The best trash talk, in my view, is layered and nuanced. And it doesnt focus only on your opponents team. It picks apart your opponent. The idea is to create a shock-and-awe-scale blizzard of nonsense, and the goal is to make your opponent drop his hands from his keyboard in exasperation.

What team does your opponent root for? Accuse a Giants fan of having a Joe Namath pillowcase. Wheres your opponent from? Give a look of concern no matter his reply, then say, I'll try to type slower for you next time. Is your opponent into politics? Label everyone a tax-and-spend corporate shill.

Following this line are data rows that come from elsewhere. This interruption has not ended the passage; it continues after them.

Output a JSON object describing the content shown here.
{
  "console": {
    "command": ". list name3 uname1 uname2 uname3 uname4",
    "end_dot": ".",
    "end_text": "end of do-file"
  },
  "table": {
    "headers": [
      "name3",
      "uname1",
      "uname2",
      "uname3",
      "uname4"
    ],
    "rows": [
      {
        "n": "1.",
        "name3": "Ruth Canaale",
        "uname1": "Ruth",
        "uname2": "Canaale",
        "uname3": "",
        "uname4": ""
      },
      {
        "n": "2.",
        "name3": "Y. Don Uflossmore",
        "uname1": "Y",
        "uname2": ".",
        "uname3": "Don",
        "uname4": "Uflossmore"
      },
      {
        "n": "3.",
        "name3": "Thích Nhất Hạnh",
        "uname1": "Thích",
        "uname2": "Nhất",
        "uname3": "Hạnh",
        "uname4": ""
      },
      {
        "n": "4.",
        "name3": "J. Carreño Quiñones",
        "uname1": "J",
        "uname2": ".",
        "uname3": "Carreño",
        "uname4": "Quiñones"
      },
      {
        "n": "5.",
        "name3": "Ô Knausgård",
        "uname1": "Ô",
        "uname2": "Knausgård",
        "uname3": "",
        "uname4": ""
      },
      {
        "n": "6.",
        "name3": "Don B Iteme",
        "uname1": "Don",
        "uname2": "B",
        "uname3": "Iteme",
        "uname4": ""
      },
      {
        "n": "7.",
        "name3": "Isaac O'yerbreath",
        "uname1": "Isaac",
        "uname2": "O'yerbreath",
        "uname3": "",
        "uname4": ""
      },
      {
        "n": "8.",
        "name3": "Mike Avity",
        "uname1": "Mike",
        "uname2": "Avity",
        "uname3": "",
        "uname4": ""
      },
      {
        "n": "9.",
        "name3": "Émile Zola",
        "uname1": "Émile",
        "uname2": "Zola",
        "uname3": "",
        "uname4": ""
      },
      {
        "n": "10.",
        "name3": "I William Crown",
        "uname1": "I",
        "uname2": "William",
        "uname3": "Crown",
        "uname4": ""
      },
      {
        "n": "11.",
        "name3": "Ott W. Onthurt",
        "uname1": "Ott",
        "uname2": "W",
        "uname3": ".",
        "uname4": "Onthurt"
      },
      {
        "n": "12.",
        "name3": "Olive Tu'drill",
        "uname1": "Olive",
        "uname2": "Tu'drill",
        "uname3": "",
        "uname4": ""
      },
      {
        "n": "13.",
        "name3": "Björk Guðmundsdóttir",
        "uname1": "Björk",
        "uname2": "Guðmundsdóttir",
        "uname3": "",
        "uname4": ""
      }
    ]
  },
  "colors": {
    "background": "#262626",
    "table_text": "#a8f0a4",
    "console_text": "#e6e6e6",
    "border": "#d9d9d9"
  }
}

Cap all that with a liberal application of irrelevance. For instance, dont just conclude by saying your opponent is a twerp who drafts like my grandmother. Say that your opponent is a sweater-wearing, eyebrow-plucking twerp who drafts his team about as well as Zsa Zsa Gabor gave acceptance speeches at the Oscars. By the time your foe makes sense of that, his starting running back will have had puppies.

But what about you? Hmm? Recall a memorable slam? Have a tried-and-true technique? Know someone who seems impervious to insult? Take a moment and tells us about it. Put together some (fit-for-publication) thoughts. You wont be too busy returning phone messages from your friends, Im sure, to reply.

In addition to the trash talking, the Sports Alarm has a huge gallery of high resolution pictures of beautiful women and models in bikinis. The most popular models are: Lindsay Lohan, Carrie Underwood, Alessandra Ambrosio, and Paris Hilton.